> "Misvitur er Njáll," segir Hallgerður, "þar er hann kann (kunna) til hversvetna ráð." (not sure in what sense kunna is being used here, is a missing verbunderstood?)
> 'Njál is not-always-equally-wise (Z),' says Hallgerð, `there where he knows (the) plan everywhere.'kunna in the sense of "know", I think, with
ráð as the direct object: "seeing as how he knows a suitable course of action
for anything", "what with him knowing what to do about anything." See Zoega
ráð 2 "expedient, means",
kunna ráð til e-s. Compare:
Sámur kvaðst mundu kunna ráð til þess (Hrafnkels saga Freysgoða).
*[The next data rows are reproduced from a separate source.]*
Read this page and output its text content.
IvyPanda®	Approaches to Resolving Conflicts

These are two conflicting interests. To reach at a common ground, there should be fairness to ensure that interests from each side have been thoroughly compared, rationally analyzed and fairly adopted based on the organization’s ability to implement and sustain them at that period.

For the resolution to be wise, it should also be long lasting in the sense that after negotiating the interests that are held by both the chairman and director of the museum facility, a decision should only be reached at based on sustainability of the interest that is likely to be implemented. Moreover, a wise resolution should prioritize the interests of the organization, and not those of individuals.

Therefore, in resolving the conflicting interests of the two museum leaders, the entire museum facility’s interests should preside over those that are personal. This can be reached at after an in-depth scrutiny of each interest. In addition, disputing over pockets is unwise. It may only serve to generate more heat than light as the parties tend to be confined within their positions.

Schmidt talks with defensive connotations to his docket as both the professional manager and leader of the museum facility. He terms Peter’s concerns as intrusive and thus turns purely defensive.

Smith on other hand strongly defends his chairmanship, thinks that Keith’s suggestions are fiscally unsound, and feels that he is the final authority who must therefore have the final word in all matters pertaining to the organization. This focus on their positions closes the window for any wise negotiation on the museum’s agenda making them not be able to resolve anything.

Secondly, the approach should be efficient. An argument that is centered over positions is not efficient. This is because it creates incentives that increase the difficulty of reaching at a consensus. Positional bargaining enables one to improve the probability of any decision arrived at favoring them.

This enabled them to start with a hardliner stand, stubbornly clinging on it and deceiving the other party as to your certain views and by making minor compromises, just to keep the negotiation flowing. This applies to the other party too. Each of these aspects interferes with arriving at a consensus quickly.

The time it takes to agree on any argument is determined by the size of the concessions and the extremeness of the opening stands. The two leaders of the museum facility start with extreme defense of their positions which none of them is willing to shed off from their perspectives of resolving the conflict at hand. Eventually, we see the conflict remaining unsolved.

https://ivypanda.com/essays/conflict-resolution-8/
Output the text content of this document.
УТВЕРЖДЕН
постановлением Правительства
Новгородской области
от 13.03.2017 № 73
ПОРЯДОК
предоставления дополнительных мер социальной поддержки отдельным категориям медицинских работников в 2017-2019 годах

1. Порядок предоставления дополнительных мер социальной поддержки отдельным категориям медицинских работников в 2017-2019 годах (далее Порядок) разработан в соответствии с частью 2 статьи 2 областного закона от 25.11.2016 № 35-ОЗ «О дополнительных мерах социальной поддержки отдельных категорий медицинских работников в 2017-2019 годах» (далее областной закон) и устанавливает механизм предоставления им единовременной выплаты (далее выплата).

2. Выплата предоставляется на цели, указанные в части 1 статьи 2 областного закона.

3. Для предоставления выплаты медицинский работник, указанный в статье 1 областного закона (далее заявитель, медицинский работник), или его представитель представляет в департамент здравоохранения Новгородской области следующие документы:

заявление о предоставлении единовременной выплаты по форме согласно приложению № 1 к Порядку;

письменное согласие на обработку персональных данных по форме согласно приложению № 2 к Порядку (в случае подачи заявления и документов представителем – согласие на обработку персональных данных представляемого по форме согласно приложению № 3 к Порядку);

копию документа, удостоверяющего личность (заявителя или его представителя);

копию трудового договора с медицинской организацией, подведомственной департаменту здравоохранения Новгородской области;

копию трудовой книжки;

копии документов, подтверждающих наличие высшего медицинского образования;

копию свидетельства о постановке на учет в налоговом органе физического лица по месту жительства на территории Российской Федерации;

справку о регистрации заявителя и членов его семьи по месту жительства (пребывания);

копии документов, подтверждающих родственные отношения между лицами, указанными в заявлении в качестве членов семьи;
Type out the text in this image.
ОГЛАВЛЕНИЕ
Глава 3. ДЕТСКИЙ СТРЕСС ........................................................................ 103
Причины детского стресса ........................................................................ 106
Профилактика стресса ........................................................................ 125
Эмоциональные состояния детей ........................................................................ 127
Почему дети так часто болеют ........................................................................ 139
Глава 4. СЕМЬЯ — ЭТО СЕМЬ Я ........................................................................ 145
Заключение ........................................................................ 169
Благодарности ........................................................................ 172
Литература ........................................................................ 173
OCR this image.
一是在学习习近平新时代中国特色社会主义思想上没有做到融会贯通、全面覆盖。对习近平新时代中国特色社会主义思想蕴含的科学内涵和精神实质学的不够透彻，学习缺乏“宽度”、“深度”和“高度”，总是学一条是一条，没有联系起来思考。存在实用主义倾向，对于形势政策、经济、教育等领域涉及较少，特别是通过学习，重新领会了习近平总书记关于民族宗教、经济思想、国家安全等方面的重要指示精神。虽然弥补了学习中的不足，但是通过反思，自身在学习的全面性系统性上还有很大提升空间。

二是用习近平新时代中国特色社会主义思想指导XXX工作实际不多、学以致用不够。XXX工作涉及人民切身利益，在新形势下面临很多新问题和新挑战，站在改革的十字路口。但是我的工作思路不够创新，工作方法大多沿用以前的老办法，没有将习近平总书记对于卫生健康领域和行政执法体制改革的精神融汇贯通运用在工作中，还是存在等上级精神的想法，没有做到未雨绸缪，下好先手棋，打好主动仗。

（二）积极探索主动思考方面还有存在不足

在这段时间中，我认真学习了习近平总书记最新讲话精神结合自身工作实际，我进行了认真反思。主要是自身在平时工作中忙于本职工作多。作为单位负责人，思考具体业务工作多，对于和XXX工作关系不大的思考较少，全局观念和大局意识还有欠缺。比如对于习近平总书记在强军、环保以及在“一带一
Google also turns up plenty of modern examples of
kann ráð (
við e-u,
til e-s): "know what to do (about something)", "know how to go about it."
hversvetna is the genitive of
hvatvetna "anything whatever", rather than
hvervetna =
hvarvetna "anywhere". This example is cited in CV [ http://lexicon.ff.cuni.cz/png/oi_cleasbyvigfusson/b0297.png ]. And
til has the sense of "for" (Zoega 5).
> aka í skegg sér
"cart [dung] into his beard" (as one would cart dung into a field). Z 2.
> þögnuðu allir
Not a correction -- just curious to see the masculine adjective used of a mixed group, rather than neuter plural, assuming that Hallgerðr is included in this.
> Þú hrópar sonu Njáls og sjálfan hann er þó er mest
vert en slíkt
sem þú hefir áður
af gert við
(göra, Z13) þá
(well-done Grace) og mun
þetta vera þinn bani.
> You slander Njál's sons and he, himself, who is nevertheless
most worthy, but such as you (the
likes of you) have already (before) wronged them and this will be your cause-of-death
(bane).
slíkt = neuter: such (wrong) as you have already/previously done against them, rather than "such as you who..." I understood this clause as absolute: "and (to think of) such crimes as you have already committed against them."